A pérola veio com Gustavo, meu cunhado. No meio dessa conversa toda, ele falou:
– O problema de Cauto é de surdez!
Todo mundo parou de falar e perguntaram quase em coro:
– Surdez? Por quê?
– Jesus tá chamando faz horas, e ele não escuta.
Humor negro do gordo.
Mas a chegada aqui foi com festa. Quando perguntavam para ele o que aconteceu, a resposta começava sempre do mesmo jeito:
– Eu só pedi para medirem a minha pressão.
Mas, realmente, não é fácil.

segunda-feira, 3 de setembro de 2012

93


Esta é a historia 293 e, quando chegou a de número 100, mudei a numeração para A01. A de hoje é, então, a B93. Esse número tem me acompanhado a vida toda. Vira e mexe, ele surge espontaneamente. Começou com a chapa do meu primeiro carro, o Cônsul 6-93, quando eu tinha 12 anos. Estava sucateado na garagem de casa e eu o reformei todo.
Fui para o arquidiocesano interno e toda a roupa tinha que ser numerada, e o número... 93.
No Cursinho Anglo Latino, era da turma 10.000, e o número...10.093.
Entrei na faculdade de engenharia Maua, em 1968, e era da turma 7000, e o número... 7.093. 
Dessa vez em diante, eu adotei o número, e toda vez que pudesse escolher, eu ia nele; mas, às vezes, espontaneamente, ele aparecia na minha vida. Como me apartei da família muito cedo, porque com 14 anos fui estudar sozinho em São Paulo, sempre tive um trauma com papai. Não sei por quê, mas todas as vezes que tocava o telefone de Corumbá, à minha procura, me vinha a ideia de que algo tinha acontecido com ele. 
Quando ele estava com uns 70 anos, apareceu um problema nas suas cordas vocais e, na hora, todo mundo achou que era um câncer – o que, na época, era uma condenação à morte. Nesse momento, me veio o 93 na cabeça e pensei: " ele não vai antes dos 93, de jeito nenhum". Dr. Moisés Amaral cuidou dele e era só um calo que, com 30 dias sem falar um "a", como ele contava, ficou bom. Não vou negar que quando ele fez 93 anos eu fiquei preocupado, quando aquele fato acontecido mais de vinte anos antes me voltou à memória. Ele estava já de bengalas australianas, daquelas que pega pelo pulso, a memória recente já estava dando uma rateada, mas de resto tudo 100%, igual a um guri novo, como ele também gostava de falar. No dia 7 de setembro, ele caiu e fraturou a cabeça do fêmur. Começou o nosso martírio. Foi operado em São Paulo e, num primeiro momento, tudo correu às mil maravilhas.

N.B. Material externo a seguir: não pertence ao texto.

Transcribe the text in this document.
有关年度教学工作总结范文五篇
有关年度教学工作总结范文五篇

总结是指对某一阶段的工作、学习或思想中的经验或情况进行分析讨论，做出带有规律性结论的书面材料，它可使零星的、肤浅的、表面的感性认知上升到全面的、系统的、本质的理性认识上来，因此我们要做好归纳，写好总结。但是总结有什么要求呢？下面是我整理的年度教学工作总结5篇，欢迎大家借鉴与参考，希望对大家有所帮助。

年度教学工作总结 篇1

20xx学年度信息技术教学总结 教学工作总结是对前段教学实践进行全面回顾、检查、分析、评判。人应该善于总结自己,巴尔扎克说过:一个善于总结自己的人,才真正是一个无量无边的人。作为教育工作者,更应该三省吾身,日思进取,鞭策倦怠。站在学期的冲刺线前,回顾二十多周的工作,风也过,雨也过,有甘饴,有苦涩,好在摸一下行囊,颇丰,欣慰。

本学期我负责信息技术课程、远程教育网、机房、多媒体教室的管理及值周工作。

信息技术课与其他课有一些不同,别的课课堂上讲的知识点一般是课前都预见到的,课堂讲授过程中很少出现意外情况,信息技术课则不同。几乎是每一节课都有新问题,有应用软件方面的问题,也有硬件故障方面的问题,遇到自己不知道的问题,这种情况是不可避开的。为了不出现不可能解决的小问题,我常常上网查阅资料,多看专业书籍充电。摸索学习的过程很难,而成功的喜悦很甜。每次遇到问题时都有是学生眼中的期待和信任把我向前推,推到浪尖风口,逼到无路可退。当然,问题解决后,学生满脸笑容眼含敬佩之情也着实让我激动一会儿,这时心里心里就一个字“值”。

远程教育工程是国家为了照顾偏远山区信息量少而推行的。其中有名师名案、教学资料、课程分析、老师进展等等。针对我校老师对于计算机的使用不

Ele estava se recuperando muito bem quando, inexplicavelmente, teve um pequeno derrame que afetou somente, por incrível que pareça, exatamente a corda vocal, e isso complicou tudo. No dia 15 de março ele faleceu, com 93 anos. Hoje, 08 de junho, ele estaria fazendo 99 anos. Tem festa no céu, tenho certeza.